Glass wall provide security theatre while bigger concerns are ignored

RYLEY METTEN

Around the first week of December, a glass wall and doors had been installed in the hallway of the administration building, with administration touting it as a security upgrade.

Unfortunately it’s all just “security theatre.” There are still unprotected entrances onto campus. The glass wall is not solving any major security issue. Campus is still open to unwanted visitors through the alley on Campo Street and entrances by the 900s.

The glass wall becomes not just a hassle for the students who want to visit their counselors, but also an unneeded struggle for those working in the office. Having to constantly buzz people in through the doors can make their already busy jobs even busier.

Instead of fixing the maintenance problems RHS has, we’ve constructed a roadblock. Funding should be focused on fixing the chronic campus maintenance issues that RHS faces.

We still have uneven sidewalks, rusting lockers, outdated bathrooms, puddles the size of parking lots and flooded walkways. The time, money and energy spent on the door could also be used to fix these greater issues and help students live out their school day without fear of tripping into a pool of rainwater.

Poor drainage at RHS is an issue that can be fixed, should be fixed and needs to be fixed.

People trip nearly daily on the uneven sidewalks in the hallways of RHS – dropping their lunch or backpacks and cracking their phones – and it often makes a bad day a lot worse.

Other high schools in the district – like Woodcreek or Granite Bay – have clean, smooth sidewalks and fresh coats of paint almost every year and give the students a reason to have pride in their school.

It’s difficult for students to have pride in a school whose staff don’t even have pride in it.
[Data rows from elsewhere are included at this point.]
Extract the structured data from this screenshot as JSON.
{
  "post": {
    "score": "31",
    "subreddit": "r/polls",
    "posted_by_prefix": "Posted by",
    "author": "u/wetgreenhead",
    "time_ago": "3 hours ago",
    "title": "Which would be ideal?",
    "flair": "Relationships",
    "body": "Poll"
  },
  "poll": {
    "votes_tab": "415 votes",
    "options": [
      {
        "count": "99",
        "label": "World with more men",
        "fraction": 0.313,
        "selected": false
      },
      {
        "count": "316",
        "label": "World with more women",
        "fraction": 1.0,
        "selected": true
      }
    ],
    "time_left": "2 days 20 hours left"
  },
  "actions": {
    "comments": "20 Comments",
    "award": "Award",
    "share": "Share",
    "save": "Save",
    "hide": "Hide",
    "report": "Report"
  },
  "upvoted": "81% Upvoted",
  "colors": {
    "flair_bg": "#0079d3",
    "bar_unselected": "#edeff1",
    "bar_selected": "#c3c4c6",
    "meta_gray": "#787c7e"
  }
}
It’s true those schools are much newer, and therefore have not had the time to deteriorate like RHS, but this doesn’t give Roseville a reason to be neglected. If maintenance was kept up with this school it could be just as aesthetically pleasing and functioning as Woodcreek or Granite Bay.

Just because Roseville is the oldest school in the district doesn’t mean we can’t improve certain aspects of it.

You don’t have to demolish the whole school and start from scratch, but we shouldn’t have to settle simply because we’re used to it. Roseville High School is not a lost cause. Fix the issues it already has before creating new ones.

For example, around Spring of 2018, construction started on improving the bathroom by the 500’s and when returning from summer break it was finished. The renovation made a huge difference for students. With bright orange and black colors, it makes the school not look so gloomy. However, the second you walk out of the bathrooms it seems as if you stepped into a whole different world.

Meanwhile the bathrooms nearest the pool are actually repulsive, and if I need to go to the bathroom, I would rather walk farther out of my way and risk getting a tardy just to be in a cleaner bathroom.

We should put the focus and money the district used on the door to adding a fresh coat of paint in the 400-700’s or painting the bland, gray, stale lockers orange or possibly even fixing the sidewalks.

This would cause a very positive change in the atmosphere at Roseville High School.

I and many other students would feel much better about Roseville and have a better morale when it comes to going to school.

Rather than spend time on implementing additional useless “add-ons” to the school while our campus is deteriorating further daily, we could fix and update RHS to the standards other schools in the district are held at.